ILC2 expands and produces cytokines upon stimulation with IL25, IL33, and TSLP individually, or in combination ( ). These cytokines are alarmin cytokines released by damaged epithelial cells and keratinocytes in AD condition. Increased numbers of ILC2 were associated with expression levels of IL25, IL33, and TSLP in the AD tissues ( ). IL25- and IL33-induced cytokine production of ILC2 is augmented by prostaglandin D2 and leukotriene E4 derived from mast cells. IL4 derived from basophils also promotes the cytokine production of ILC2 ( ).
The depletion of murine ILCs significantly ameliorates skin inflammation in a model of AD-like inflammation, suggesting that ILC2 plays an essential role in promoting skin inflammation ( ). The potential of ILC2 to produce IL5 and IL13 implies a role in induction of eosinophilia, barrier dysfunction, and causing an itching sensation in AD. ILC2 is also a key source of IL9, a mast cell growth factor, suggesting that these cells may affect disease severity by regulating mast cell number and/or function in the skin. Live imaging studies showed a proximity of dermal ILC2 with skin-resident mast cells in mice ( ). However, the majority of studies investigating the functions of this cell population have been based on murine models. Detailed characterization of ILC2 in lesional tissues of AD patients is essential to deepen our insights into pathologic mechanisms of AD and to establish a novel strategy for AD treatment.

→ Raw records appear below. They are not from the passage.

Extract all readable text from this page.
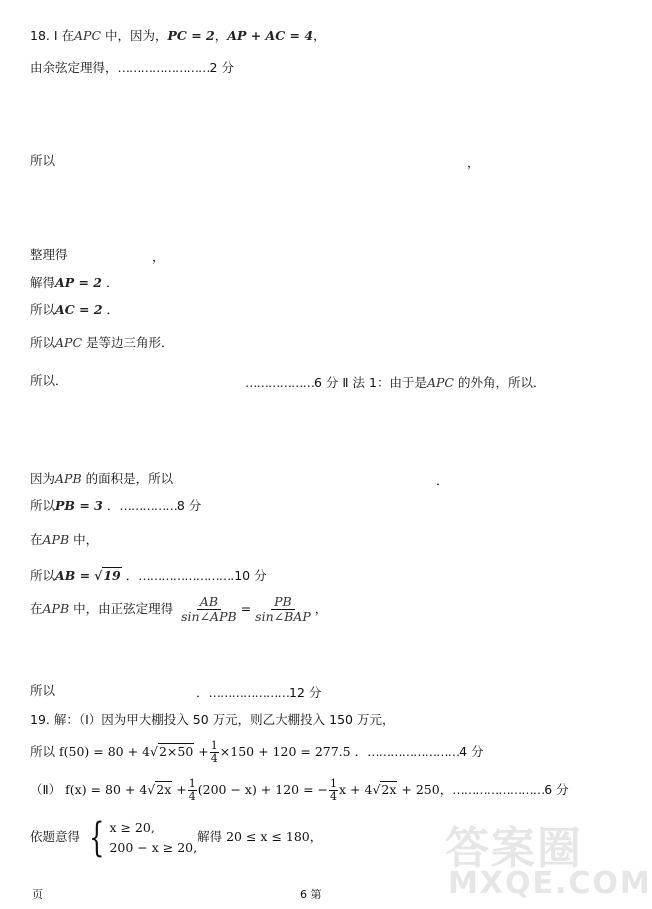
18. I 在APC 中，因为，PC = 2，AP + AC = 4，
由余弦定理得，……………………2 分
所以	，
整理得	，
解得AP = 2 ．
所以AC = 2 ．
所以APC 是等边三角形．
所以．	………………6 分 Ⅱ 法 1：由于是APC 的外角，所以．
因为APB 的面积是，所以	．
所以PB = 3 ．……………8 分
在APB 中，
所以AB = √19 ．…………………….10 分
在APB 中，由正弦定理得 $\frac{AB}{\text{sin∠APB}} = \frac{PB}{\text{sin∠BAP}}$ ，
所以	．…………………12 分
19. 解：（Ⅰ）因为甲大棚投入 50 万元，则乙大棚投入 150 万元，
所以 $f(50) = 80 + 4√2\times 50 + \frac{1}{4} \times 150 + 120 = 277.5$ ．……………………4 分
（Ⅱ） $f(x) = 80 + 4√2x + \frac{1}{4} (200 - x) + 120$ = − $\frac{1}{4}$ x + 4√2x + 250，……………………6 分
依题意得 { x ≥ 20,
200 − x ≥ 20,
解得 20 ≤ x ≤ 180，	答案圈
MXQE.COM
页	6 第
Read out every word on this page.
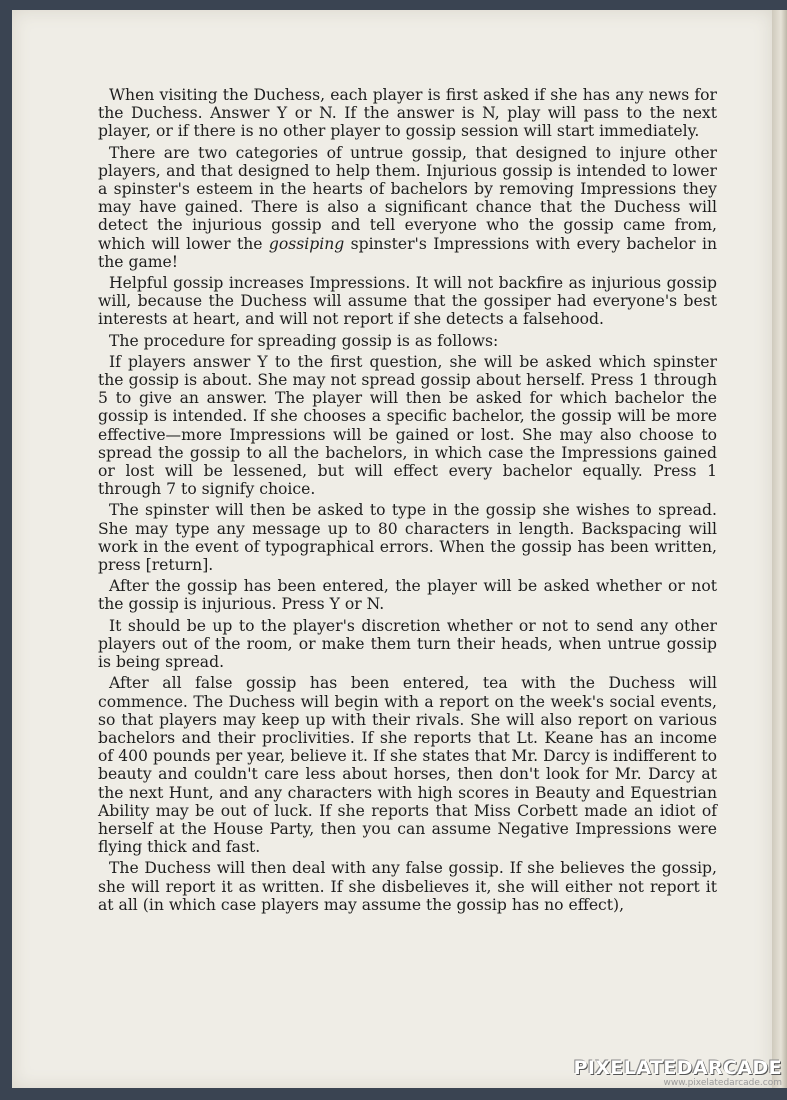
When visiting the Duchess, each player is first asked if she has any news for the Duchess. Answer Y or N. If the answer is N, play will pass to the next player, or if there is no other player to gossip session will start immediately.

There are two categories of untrue gossip, that designed to injure other players, and that designed to help them. Injurious gossip is intended to lower a spinster's esteem in the hearts of bachelors by removing Impressions they may have gained. There is also a significant chance that the Duchess will detect the injurious gossip and tell everyone who the gossip came from, which will lower the gossiping spinster's Impressions with every bachelor in the game!

Helpful gossip increases Impressions. It will not backfire as injurious gossip will, because the Duchess will assume that the gossiper had everyone's best interests at heart, and will not report if she detects a falsehood.

The procedure for spreading gossip is as follows:

If players answer Y to the first question, she will be asked which spinster the gossip is about. She may not spread gossip about herself. Press 1 through 5 to give an answer. The player will then be asked for which bachelor the gossip is intended. If she chooses a specific bachelor, the gossip will be more effective—more Impressions will be gained or lost. She may also choose to spread the gossip to all the bachelors, in which case the Impressions gained or lost will be lessened, but will effect every bachelor equally. Press 1 through 7 to signify choice.

The spinster will then be asked to type in the gossip she wishes to spread. She may type any message up to 80 characters in length. Backspacing will work in the event of typographical errors. When the gossip has been written, press [return].

After the gossip has been entered, the player will be asked whether or not the gossip is injurious. Press Y or N.

It should be up to the player's discretion whether or not to send any other players out of the room, or make them turn their heads, when untrue gossip is being spread.

After all false gossip has been entered, tea with the Duchess will commence. The Duchess will begin with a report on the week's social events, so that players may keep up with their rivals. She will also report on various bachelors and their proclivities. If she reports that Lt. Keane has an income of 400 pounds per year, believe it. If she states that Mr. Darcy is indifferent to beauty and couldn't care less about horses, then don't look for Mr. Darcy at the next Hunt, and any characters with high scores in Beauty and Equestrian Ability may be out of luck. If she reports that Miss Corbett made an idiot of herself at the House Party, then you can assume Negative Impressions were flying thick and fast.

The Duchess will then deal with any false gossip. If she believes the gossip, she will report it as written. If she disbelieves it, she will either not report it at all (in which case players may assume the gossip has no effect),

PIXELATEDARCADE
www.pixelatedarcade.com
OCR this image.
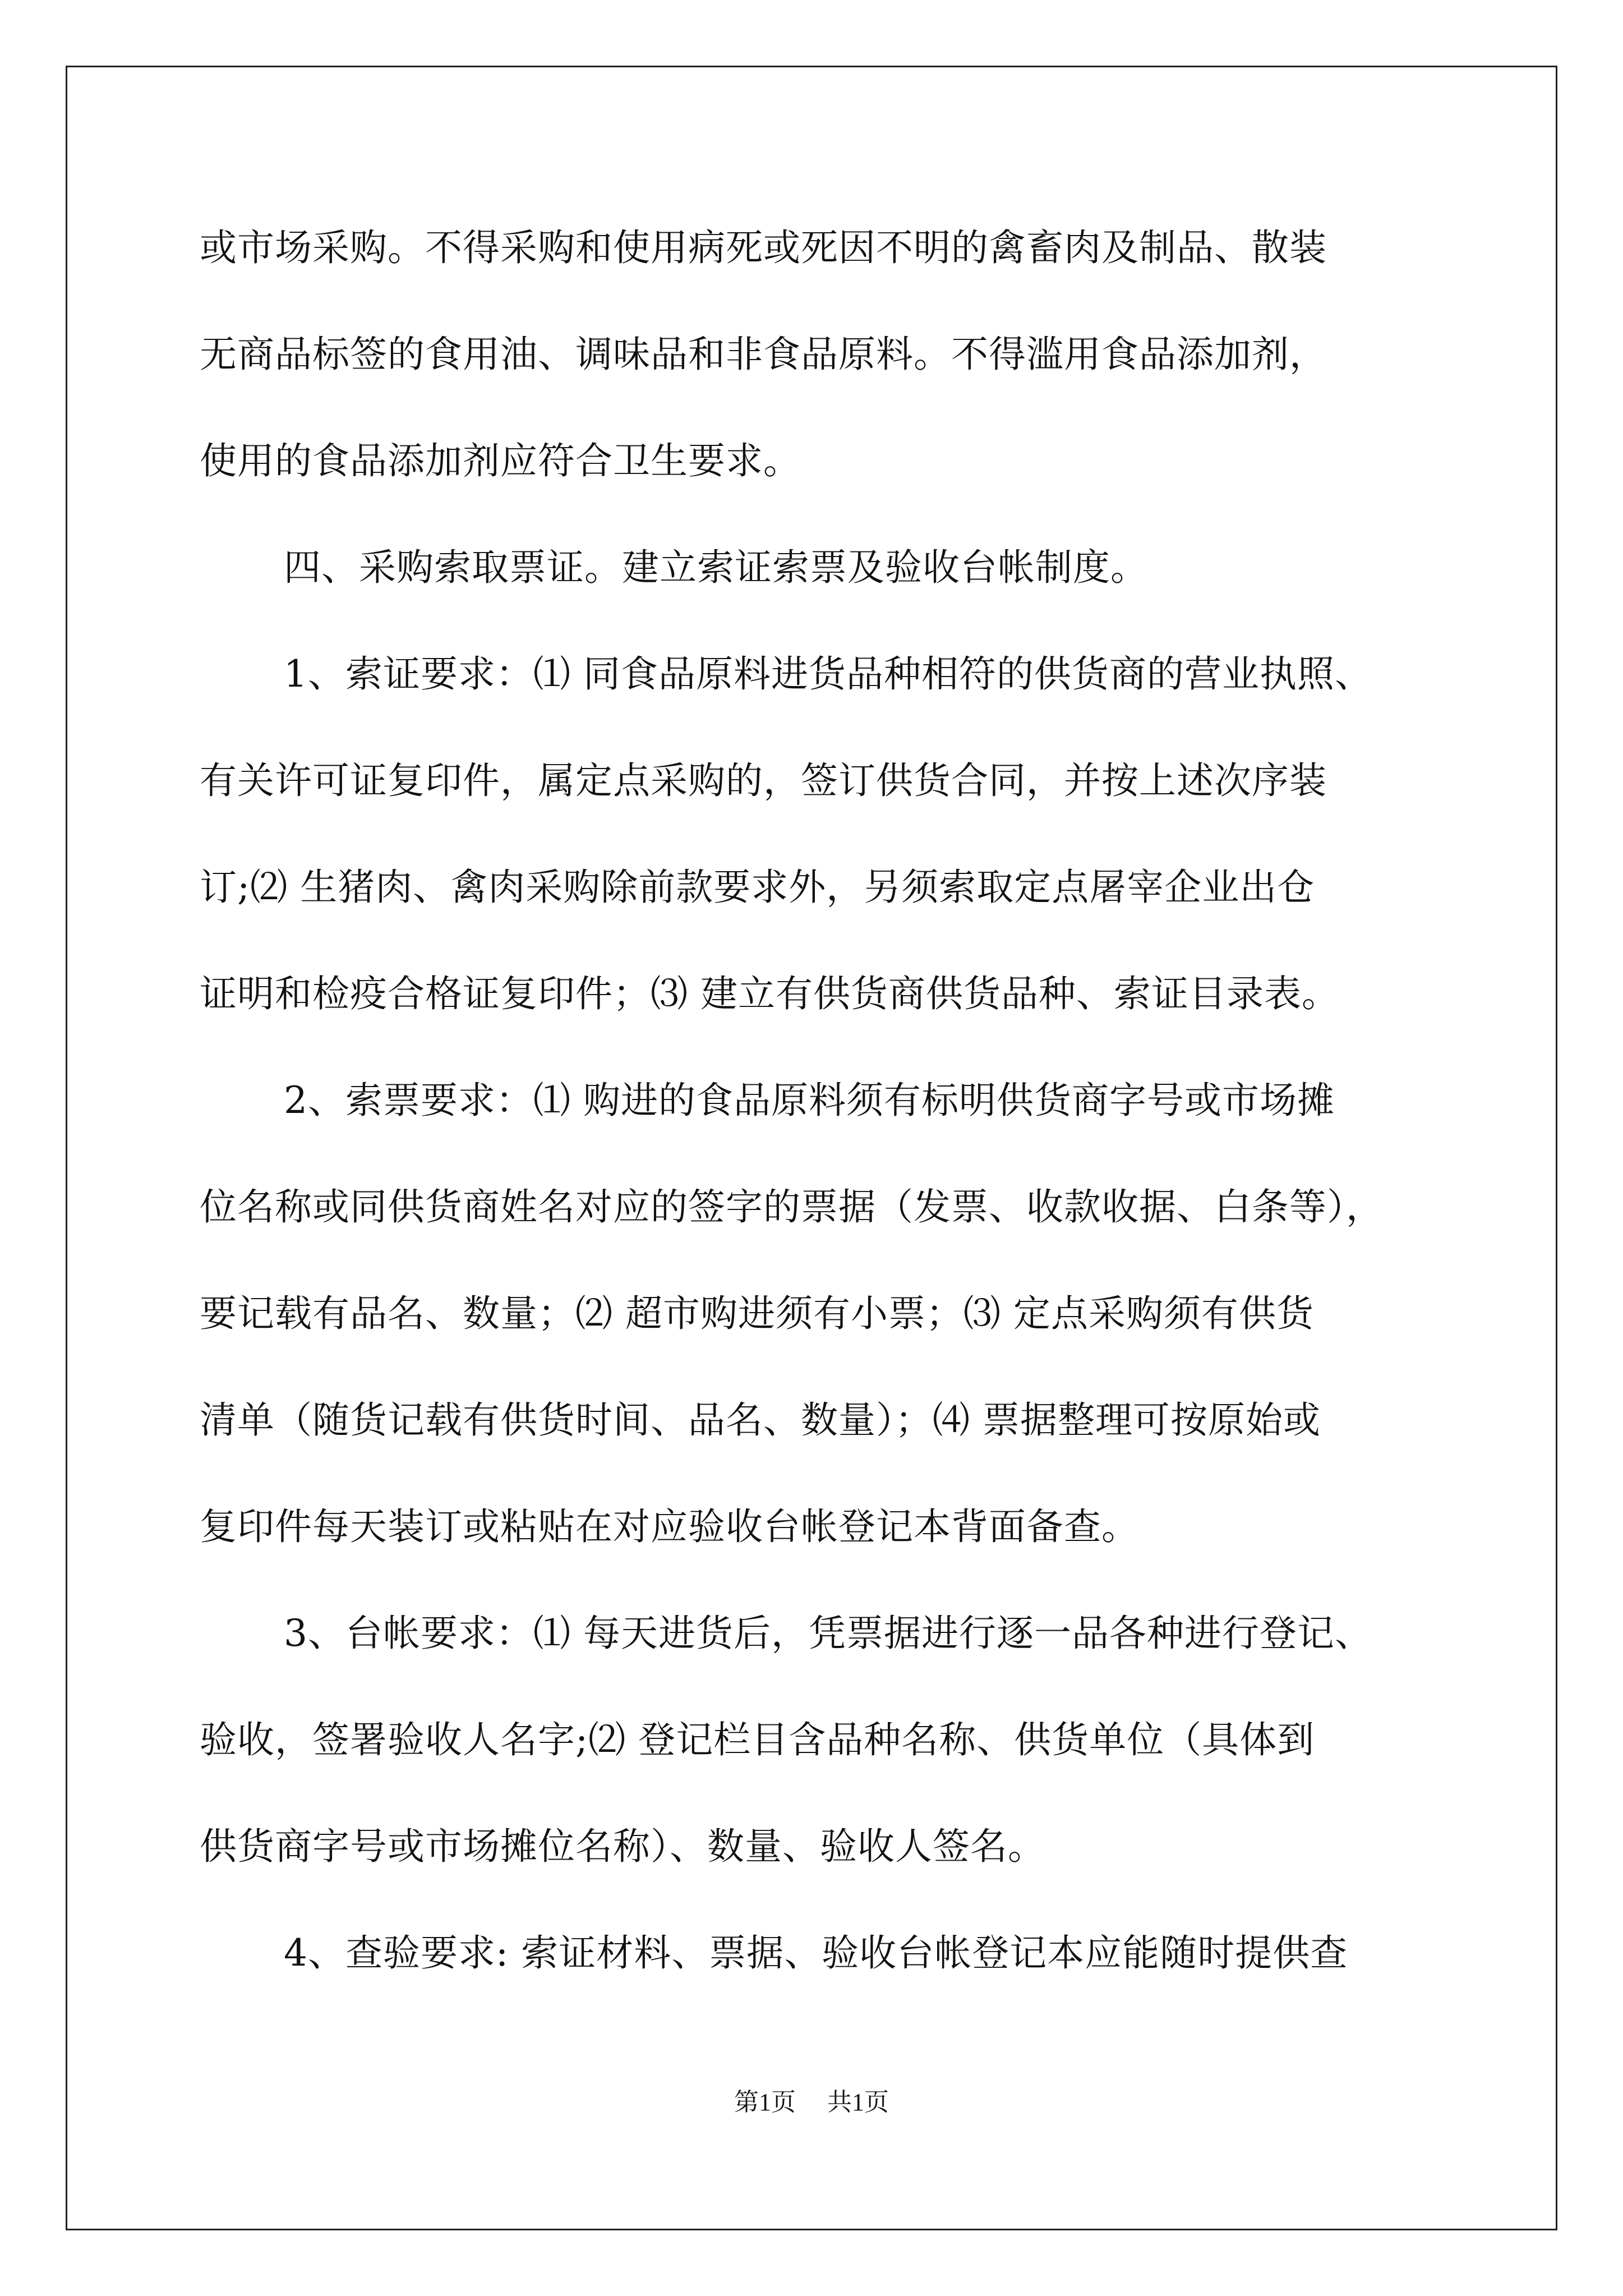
或市场采购。不得采购和使用病死或死因不明的禽畜肉及制品、散装
无商品标签的食用油、调味品和非食品原料。不得滥用食品添加剂，
使用的食品添加剂应符合卫生要求。
四、采购索取票证。建立索证索票及验收台帐制度。
1、索证要求：⑴ 同食品原料进货品种相符的供货商的营业执照、
有关许可证复印件，属定点采购的，签订供货合同，并按上述次序装
订;⑵ 生猪肉、禽肉采购除前款要求外，另须索取定点屠宰企业出仓
证明和检疫合格证复印件；⑶ 建立有供货商供货品种、索证目录表。
2、索票要求：⑴ 购进的食品原料须有标明供货商字号或市场摊
位名称或同供货商姓名对应的签字的票据（发票、收款收据、白条等），
要记载有品名、数量；⑵ 超市购进须有小票；⑶ 定点采购须有供货
清单（随货记载有供货时间、品名、数量）；⑷ 票据整理可按原始或
复印件每天装订或粘贴在对应验收台帐登记本背面备查。
3、台帐要求：⑴ 每天进货后，凭票据进行逐一品各种进行登记、
验收，签署验收人名字;⑵ 登记栏目含品种名称、供货单位（具体到
供货商字号或市场摊位名称）、数量、验收人签名。
4、查验要求: 索证材料、票据、验收台帐登记本应能随时提供查
第1页 共1页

AD was initially recognized as a Th2-driven skin inflammatory disease. However, accumulating studies have revealed that AD is a more complex and heterogeneous disease with several subtypes, involving multiple CD4 + T-cell subsets (e.g., Th1, Th2, Th17, and Th22), APCs (e.g., DCs, LCs, and B cells), innate inflammatory cells, keratinocytes, and possibly neuronal cells for pruritus. Several classes of newly identified cells exist, of which roles need to be clarified. For example, the relevance of Tfh cells in AD needs to be addressed in relationship to IgE production. The presence of autoreactive T cells in AD patients raises a possibility that AD is associated with autoimmune diseases. ILCs, which have been identified in mice, need to be characterized in AD patients. It is also crucial to identify T-cell phenotypes in pediatric AD since they appear to be different from those in adult patients. Current advances in technologies, such as the single cell sequencing approach, may further allow characterization of key cellular components in AD patients and relevant mouse models, which would improve the understanding of the pathophysiology of AD. In the meantime, a large-scale transcriptome analysis and machine-learning data mining may help identify essential signaling pathways shared among multiple cell types in AD as therapeutic targets.